Al criancero se le nota el cansancio por esta travesía. También por momentos se muestra preocupado por la situación de sus compañeros. “Las huellas están muy escritas, es muy poco el lugar que nos dejaron para andar. Los animales pasan muchos días sin comer. Todo ahora es puro callejón y puro alambre”, se lamenta Juan. También dice que a lo largo de las travesías, y por esta misma razón, le gustaría que hubiera un poco más de asistencia. A modo de ejemplo, explica: “Acá mismo, en este rial, lo que haría falta es un tanque australiano porque acá no tenemos agua para darles a los animales ni para nosotros mismos”.

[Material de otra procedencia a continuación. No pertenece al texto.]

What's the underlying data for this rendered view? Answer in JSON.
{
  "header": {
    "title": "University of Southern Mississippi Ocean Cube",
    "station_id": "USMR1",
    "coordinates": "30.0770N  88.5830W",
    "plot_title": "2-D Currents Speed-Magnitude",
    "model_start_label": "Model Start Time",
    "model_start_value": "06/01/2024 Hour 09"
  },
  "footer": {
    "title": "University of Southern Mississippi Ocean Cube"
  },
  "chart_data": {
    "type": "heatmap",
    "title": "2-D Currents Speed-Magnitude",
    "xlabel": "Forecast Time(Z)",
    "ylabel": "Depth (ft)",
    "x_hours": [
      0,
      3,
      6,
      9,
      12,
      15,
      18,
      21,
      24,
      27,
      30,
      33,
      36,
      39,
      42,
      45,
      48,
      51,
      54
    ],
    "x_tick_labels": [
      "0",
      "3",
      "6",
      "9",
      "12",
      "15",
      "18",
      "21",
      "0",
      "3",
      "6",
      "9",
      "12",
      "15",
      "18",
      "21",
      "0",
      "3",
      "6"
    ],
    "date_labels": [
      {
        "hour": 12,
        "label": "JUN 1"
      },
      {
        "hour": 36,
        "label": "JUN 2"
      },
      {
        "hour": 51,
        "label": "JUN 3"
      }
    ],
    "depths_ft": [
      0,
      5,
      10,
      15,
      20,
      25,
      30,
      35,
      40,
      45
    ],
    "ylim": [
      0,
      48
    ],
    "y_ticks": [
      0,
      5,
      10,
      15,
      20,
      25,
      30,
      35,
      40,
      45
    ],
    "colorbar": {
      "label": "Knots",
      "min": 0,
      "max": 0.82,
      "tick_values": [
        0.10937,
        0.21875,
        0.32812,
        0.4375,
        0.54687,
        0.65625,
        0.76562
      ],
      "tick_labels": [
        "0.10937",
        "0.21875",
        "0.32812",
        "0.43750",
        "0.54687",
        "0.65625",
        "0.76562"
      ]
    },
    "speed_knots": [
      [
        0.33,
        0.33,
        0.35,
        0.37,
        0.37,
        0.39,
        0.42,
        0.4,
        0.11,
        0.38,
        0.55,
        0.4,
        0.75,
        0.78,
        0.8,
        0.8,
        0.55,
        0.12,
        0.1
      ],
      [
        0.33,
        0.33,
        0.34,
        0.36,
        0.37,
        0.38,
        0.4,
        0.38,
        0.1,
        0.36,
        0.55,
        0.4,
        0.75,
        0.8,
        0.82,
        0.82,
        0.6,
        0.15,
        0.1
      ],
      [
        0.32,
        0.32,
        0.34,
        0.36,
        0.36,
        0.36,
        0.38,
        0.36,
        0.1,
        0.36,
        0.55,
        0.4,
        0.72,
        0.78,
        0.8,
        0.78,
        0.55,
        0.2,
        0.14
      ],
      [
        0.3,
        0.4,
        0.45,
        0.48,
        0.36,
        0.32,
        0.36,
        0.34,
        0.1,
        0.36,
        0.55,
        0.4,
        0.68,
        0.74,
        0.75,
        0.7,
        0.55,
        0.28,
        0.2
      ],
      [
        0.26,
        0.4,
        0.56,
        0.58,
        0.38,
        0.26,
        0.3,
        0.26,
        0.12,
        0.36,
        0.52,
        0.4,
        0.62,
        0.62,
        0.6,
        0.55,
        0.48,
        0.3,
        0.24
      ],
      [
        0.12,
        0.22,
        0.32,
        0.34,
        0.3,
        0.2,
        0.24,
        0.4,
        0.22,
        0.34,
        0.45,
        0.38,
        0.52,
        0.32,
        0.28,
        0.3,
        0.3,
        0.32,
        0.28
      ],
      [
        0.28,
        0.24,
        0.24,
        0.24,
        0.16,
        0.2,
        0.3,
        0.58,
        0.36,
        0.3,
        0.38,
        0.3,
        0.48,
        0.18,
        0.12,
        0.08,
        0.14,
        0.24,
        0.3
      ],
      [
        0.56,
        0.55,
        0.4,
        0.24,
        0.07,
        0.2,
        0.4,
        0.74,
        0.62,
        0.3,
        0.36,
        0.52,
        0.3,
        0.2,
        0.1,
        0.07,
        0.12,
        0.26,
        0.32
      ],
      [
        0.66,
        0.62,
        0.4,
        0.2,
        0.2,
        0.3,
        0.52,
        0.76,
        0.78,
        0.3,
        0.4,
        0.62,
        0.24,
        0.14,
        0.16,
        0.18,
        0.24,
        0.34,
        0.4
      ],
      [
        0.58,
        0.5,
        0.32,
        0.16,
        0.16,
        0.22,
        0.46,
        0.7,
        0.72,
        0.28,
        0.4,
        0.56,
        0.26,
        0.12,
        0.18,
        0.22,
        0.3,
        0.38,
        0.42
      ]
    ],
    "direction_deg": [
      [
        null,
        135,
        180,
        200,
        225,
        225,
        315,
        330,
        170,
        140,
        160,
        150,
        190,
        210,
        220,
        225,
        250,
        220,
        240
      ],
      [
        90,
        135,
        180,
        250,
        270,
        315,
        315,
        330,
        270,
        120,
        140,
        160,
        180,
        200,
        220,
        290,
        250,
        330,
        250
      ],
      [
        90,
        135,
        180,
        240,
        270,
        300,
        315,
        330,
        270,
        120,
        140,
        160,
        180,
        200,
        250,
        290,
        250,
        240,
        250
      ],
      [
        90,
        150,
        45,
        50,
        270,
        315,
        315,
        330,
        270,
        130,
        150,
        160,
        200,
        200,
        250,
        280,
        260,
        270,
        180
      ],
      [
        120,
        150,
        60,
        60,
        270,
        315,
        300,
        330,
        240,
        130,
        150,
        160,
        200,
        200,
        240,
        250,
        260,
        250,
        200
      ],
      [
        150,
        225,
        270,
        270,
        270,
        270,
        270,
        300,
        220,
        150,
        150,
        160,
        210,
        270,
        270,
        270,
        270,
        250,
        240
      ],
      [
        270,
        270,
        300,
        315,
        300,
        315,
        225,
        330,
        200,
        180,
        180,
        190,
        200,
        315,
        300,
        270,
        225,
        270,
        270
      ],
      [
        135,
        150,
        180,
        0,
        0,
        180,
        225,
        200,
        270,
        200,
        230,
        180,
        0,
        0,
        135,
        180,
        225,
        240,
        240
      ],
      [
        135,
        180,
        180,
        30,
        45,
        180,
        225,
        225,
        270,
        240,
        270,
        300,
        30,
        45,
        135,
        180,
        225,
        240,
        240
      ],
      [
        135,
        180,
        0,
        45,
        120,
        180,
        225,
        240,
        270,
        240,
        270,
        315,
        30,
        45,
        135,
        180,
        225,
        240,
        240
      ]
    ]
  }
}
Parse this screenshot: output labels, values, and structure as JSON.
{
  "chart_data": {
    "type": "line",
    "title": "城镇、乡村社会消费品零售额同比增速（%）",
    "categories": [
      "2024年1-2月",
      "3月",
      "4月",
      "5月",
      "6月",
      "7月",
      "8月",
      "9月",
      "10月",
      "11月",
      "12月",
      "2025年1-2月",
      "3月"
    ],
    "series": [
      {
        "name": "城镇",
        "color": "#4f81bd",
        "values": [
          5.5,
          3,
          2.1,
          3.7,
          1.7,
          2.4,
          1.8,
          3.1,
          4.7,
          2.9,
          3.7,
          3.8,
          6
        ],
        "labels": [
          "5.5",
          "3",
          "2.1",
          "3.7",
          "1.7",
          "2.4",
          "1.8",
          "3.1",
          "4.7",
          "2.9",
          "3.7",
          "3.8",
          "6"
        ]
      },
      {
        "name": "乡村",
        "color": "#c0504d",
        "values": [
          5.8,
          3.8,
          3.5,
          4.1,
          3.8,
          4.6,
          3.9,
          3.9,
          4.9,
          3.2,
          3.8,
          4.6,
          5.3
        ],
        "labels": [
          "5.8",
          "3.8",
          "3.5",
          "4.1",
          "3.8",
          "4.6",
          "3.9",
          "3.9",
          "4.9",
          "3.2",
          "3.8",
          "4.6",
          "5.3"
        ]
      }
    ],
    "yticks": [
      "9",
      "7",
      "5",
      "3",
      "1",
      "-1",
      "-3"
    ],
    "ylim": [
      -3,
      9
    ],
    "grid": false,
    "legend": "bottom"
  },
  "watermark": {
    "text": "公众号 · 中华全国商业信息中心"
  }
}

Al estar las huellas junto con los callejones, la preocupación de los crianceros pasa por el estado de los animales. “Al pasar muchos días sin comer, cuando llegamos nosotros a Los Chihuidos, ya llegan muy deteriorados”, comenta y agrega: “Hacemos por día 20 kilómetros, que es lo que se hace porque más no se puede hacer, ya que por ahí van muchos piños y hay que dejarle el lugar al que va adelante”. “El animal llega muy hambreado y, lamentablemente, pierde un 50 por ciento de su peso en el camino”, indica.

Don Parada va al frente de un arreo de unas mil chivas, 60 vacunos y 30 yeguarizos. Asimismo, sostiene que los camiones jaula son una opción más rápida y segura. “Conviene y no conviene porque son muy caros. Hoy nos dan una ayuda para traer a los vacunos a la veranada, ojalá nos dieran para las chivas también”, se esperanza.

El hombre dice que continuó el legado que le dejaron sus padres, Rómulo Parada y Juana María Fuentes. “Atrás de uno no sé quién viene”, dice en referencia a que, de no cambiar las cosas, esta actividad está condenada a desaparecer “cuando nos terminemos los viejos crianceros”.